Self-employed workers and independent contractors, including many gig workers, will be at risk of being hit with the underpayment penalty if they fail to pay the amount the IRS believes they owe. Taxpayers don’t face an interest penalty for underpayment if the balance due is under $1,000 after their credits and other tax account information is factored in.

Such workers are required to make estimated tax payments at least once each quarter if they don’t have at least 90% of their taxes withheld during the regular pay periods. For example, taxpayers subject to this payment program will make the estimated payment for the fourth quarter of 2023 by Jan. 16, 2024.

The changes won’t affect most taxpayers who are W-2 employees and have tax payments withheld from each paycheck they receive. In the majority of those cases, taxpayers are ultimately owed a tax refund rather than facing an underpayment penalty.

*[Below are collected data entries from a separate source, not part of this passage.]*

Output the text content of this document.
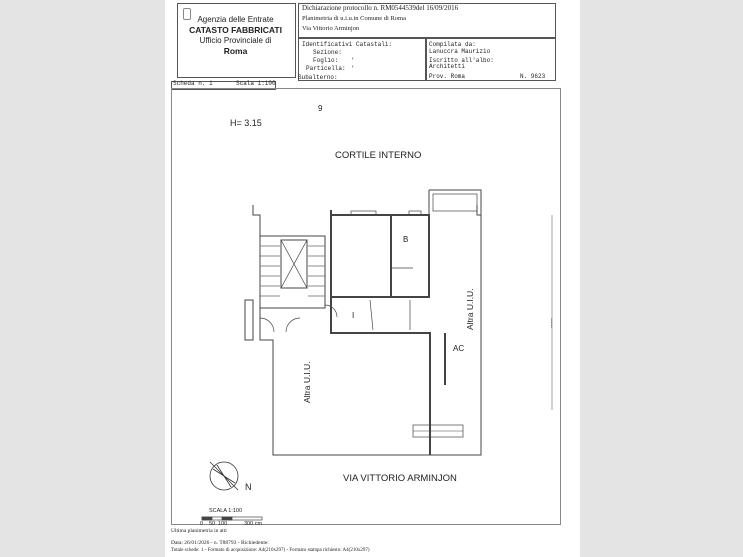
Agenzia delle Entrate
CATASTO FABBRICATI
Ufficio Provinciale di
Roma
Dichiarazione protocollo n. RM0544539del 16/09/2016
Planimetria di u.i.u.in Comune di Roma
Via Vittorio Arminjon
Identificativi Catastali:
Sezione:
Foglio: '
Particella: '
Subalterno:
Compilata da:
Lanuccra Maurizio
Iscritto all'albo:
Architetti
Prov. Roma	N. 9623
Scheda n. 1	Scala 1:100
9
H= 3.15
CORTILE INTERNO
B
I
AC
Altra U.I.U.
Altra U.I.U.
VIA VITTORIO ARMINJON
N
------
SCALA 1:100
0 50 100	300 cm
Ultima planimetria in atti
Data: 26/01/2026 - n. T88793 - Richiedente:
Totale schede: 1 - Formato di acquisizione: A4(210x297) - Formato stampa richiesto: A4(210x297)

Joseph Doerrer, a CPA and financial planner in New Jersey, told The Wall Street Journal, "It’s a cautionary tale for individuals to think about as we get toward year-end. Are you where you should be?"

Sameet Durg, a marketing executive, was surprised when he went to Doerrer to have his taxes prepared when he learned that he owed an underpayment penalty that reached into the thousands of dollars in addition to a large tax bill in April because he wasn’t periodically making estimated payments on taxes owed from his consulting income.

"Now I pay attention to taxes all year around," Durg told the Journal. "I don’t want the giant hit in April."

The IRS has a tax-withholding estimator tool available for taxpayers to reference. To use the tool, taxpayers would need to input information from their prior year’s tax return, as well as relevant pay stubs and taxable income sources.